Cultivating a positive workplace culture in retail

It’s been a rough time for retail workers; uncertain working conditions, changing rules and regulations, lockdowns, vaccination mandates, and customer abuse have all been hallmarks of working on the frontlines in retail throughout the pandemic. 

Because of this, it’s no surprise that the industry is experiencing ‘The Great Resignation‘. Employees are jumping ship to better opportunities elsewhere, just as retail is racing towards recovery. 

So what do ‘better opportunities’ look like to candidates?

A survey conducted by Linkedin found that 47% of candidates in Australia consider company culture a top priority when picking a job. 

Many elements create a positive company culture and enhance employee experience, with some of the most common themes only needing a few tweaks in process or behaviour. When the benefits of a positive culture and happy, engaged employees can lead to increased productivity, improved sales, improved safety and reduced operating costs, what is there to lose?

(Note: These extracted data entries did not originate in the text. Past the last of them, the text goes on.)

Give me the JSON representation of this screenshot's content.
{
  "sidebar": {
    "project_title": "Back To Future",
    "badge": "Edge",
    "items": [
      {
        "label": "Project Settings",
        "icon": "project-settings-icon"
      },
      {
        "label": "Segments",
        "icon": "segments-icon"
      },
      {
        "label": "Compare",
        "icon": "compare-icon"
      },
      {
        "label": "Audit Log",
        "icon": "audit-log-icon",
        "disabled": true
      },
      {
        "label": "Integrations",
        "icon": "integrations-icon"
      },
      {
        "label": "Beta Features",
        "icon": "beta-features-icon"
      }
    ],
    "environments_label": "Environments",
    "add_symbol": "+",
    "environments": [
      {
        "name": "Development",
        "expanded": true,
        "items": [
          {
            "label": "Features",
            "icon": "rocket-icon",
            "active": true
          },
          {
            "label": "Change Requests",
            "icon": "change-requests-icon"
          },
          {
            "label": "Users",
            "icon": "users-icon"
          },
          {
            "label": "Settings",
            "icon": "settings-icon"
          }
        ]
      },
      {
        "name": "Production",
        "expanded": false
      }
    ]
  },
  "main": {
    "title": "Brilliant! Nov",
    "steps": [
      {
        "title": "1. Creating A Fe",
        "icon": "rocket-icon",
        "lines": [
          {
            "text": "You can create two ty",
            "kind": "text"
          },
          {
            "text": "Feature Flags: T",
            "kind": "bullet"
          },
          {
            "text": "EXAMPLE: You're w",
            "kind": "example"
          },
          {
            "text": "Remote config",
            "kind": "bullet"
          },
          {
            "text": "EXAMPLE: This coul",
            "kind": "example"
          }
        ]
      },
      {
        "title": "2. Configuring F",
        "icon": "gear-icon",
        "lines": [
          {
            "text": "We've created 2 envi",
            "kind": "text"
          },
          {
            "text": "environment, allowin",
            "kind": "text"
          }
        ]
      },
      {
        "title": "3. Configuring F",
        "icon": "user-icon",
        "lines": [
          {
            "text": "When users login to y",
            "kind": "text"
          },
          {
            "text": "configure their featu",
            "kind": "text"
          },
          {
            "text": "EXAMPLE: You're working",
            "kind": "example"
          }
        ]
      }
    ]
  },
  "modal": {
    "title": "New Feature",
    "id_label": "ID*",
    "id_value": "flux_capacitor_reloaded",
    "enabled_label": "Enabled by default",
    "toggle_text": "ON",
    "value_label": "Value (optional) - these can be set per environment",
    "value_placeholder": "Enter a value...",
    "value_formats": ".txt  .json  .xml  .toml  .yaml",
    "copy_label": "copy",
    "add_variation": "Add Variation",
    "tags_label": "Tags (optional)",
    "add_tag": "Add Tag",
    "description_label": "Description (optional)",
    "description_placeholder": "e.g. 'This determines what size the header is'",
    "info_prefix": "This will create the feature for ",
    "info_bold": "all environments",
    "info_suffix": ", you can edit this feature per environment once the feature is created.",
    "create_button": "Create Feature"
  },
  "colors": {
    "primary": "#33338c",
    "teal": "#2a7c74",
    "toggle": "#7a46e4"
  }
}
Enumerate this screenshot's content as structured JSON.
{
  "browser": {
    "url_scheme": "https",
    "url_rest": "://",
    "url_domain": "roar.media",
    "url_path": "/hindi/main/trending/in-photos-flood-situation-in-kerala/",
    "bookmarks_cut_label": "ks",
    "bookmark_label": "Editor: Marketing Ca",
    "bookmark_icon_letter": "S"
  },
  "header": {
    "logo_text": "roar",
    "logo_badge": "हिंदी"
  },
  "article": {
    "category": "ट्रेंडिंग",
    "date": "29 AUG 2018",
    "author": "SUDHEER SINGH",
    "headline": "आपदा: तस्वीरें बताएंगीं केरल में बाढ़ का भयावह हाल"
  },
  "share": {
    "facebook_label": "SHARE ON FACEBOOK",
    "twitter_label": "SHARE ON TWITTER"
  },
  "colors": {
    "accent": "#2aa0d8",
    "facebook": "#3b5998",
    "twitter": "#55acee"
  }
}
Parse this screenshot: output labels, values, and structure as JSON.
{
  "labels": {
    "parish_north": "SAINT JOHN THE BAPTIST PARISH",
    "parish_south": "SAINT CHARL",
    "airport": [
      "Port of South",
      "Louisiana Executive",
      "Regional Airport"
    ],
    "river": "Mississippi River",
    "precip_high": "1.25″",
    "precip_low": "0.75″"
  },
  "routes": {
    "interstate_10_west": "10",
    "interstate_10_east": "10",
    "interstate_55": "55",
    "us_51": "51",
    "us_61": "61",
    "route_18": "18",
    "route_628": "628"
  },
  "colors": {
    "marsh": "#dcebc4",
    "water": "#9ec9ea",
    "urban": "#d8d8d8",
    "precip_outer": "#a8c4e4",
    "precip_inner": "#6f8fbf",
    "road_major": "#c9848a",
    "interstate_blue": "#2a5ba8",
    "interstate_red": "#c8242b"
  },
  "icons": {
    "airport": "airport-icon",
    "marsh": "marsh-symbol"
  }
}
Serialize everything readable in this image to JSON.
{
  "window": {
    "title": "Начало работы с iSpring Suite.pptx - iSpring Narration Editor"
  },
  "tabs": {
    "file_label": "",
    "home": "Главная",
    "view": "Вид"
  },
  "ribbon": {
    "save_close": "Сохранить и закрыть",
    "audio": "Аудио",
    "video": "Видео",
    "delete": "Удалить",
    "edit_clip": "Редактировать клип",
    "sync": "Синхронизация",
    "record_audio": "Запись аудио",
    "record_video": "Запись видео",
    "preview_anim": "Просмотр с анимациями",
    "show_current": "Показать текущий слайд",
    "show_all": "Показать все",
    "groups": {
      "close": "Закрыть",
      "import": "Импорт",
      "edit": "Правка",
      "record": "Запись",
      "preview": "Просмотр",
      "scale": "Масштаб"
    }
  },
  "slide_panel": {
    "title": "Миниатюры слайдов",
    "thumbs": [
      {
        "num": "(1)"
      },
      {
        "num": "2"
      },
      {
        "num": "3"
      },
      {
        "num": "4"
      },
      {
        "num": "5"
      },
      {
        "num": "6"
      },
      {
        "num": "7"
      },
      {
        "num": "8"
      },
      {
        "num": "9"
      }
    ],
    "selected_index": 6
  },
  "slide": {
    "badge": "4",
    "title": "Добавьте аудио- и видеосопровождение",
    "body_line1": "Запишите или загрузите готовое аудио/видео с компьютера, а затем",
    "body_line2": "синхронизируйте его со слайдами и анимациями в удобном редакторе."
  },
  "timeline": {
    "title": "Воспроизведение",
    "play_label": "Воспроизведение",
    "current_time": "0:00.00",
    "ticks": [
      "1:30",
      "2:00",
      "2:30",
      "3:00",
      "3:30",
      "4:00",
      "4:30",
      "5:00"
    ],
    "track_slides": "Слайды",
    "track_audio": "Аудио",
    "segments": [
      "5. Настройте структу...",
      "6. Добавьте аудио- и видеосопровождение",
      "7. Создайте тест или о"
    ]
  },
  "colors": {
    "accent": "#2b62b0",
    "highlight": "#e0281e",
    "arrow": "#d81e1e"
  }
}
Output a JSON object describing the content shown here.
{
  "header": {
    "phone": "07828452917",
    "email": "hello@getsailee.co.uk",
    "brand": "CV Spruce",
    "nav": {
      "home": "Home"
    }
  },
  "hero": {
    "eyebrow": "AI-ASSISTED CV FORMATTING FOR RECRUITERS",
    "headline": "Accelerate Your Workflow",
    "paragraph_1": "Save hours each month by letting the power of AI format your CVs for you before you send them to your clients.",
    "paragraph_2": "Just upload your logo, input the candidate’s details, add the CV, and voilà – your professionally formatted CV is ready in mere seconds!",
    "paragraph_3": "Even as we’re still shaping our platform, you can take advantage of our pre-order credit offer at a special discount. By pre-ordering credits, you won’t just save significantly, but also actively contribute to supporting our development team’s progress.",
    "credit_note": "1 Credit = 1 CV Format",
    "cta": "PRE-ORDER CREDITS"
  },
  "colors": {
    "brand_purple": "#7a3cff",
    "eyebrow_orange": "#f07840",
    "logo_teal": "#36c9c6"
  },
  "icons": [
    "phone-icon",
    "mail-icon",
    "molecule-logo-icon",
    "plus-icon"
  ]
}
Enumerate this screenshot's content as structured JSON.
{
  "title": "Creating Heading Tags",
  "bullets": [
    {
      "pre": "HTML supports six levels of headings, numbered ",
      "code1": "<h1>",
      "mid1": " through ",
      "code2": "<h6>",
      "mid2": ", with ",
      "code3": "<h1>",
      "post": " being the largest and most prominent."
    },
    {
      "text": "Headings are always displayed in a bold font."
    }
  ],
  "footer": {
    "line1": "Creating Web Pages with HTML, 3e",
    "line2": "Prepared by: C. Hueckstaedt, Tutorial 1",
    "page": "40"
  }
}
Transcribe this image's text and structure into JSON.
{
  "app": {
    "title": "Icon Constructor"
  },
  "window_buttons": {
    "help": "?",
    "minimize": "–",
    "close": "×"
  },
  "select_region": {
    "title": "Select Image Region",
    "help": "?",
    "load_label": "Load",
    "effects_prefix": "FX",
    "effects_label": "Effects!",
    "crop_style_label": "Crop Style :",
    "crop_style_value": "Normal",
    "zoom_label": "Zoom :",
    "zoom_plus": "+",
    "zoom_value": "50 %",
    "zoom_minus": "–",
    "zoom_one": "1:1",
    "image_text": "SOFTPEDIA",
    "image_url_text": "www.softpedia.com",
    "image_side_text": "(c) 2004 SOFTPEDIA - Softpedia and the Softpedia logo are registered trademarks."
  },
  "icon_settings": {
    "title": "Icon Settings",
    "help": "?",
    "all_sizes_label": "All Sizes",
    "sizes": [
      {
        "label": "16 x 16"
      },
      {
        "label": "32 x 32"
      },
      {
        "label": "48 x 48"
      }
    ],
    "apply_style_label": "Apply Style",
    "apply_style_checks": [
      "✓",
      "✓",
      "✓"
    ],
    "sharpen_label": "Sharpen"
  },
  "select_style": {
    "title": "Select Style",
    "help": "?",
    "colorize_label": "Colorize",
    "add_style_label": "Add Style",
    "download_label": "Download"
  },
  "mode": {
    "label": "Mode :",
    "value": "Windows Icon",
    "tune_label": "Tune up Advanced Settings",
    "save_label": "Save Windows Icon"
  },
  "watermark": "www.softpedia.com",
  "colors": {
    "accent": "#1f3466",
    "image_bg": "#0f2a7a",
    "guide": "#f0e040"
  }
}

Explore the below ideas on improving the culture across your retail business.

Wellbeing

Employee burnout has been a recurrent theme throughout the pandemic, but it’s been a rising issue even before that. Classified by the WHO in 2019 as an ‘occupational phenomenon‘, for some it can look like mental and physical exhaustion, stress, and can lead to a drop in productivity and wellbeing. Workplace wellbeing can be supported in many ways through:

  • Professional counselling support, like services offered through Employee Assistance Programs
  • Wellbeing or wellness allowances 
  • Flexible working (where possible!)


Values

Business leaders are rethinking their entire working models, cultures, and company values. Employees are rethinking not just how they work, but why.” – LinkedIn Global Talent Trends 2022

How do you communicate your business’s purpose and values, can your employees articulate how they contribute to it? McKinsey suggests exploring the relationship between an individual’s purpose and their work to identify opportunities to establish a connection. This could be as simple as championing how your business contributes to the wider community, or (if you’re keen to go big picture!) how it has a positive impact on the world.

Creating moments where this comes to life in the day to day (think: how you recruit, onboard, in meetings, in front of customers, etc) will set the stage not only for cultural development but business growth too. 

Innovation

Innovation has been at the forefront of how businesses have responded to the events of 2020 and beyond. Imagine if those same invaluable employee skills that helped your business adapt could be used to reshape processes or ways of working?

Workplace innovation doesn’t have to be a top-down effort. Some of your company’s most successful initiatives could come from the ground up. Qualtrics covers ten ways to do this:

  1. Make sure you have ways to gather ideas
  2. Identify your creatives and support them
  3. Show the outcome of an employee’s great idea
  4. Be careful when adapting other people’s ideas
  5. Eliminate the fear of failure
  6. Make innovation a part of recruitment and onboarding
  7. Reward innovation
  8. Create a sense of ownership among employees
  9. Create memorable experiences
  10. Gamify the creative process

Fostering a positive workplace culture requires new ways of thinking, new ways of working, and a keen focus on the employee experience. Investing in initiatives that support, embrace and champion your workforce means you’re on a sure-fire path to business growth in 2022 and beyond.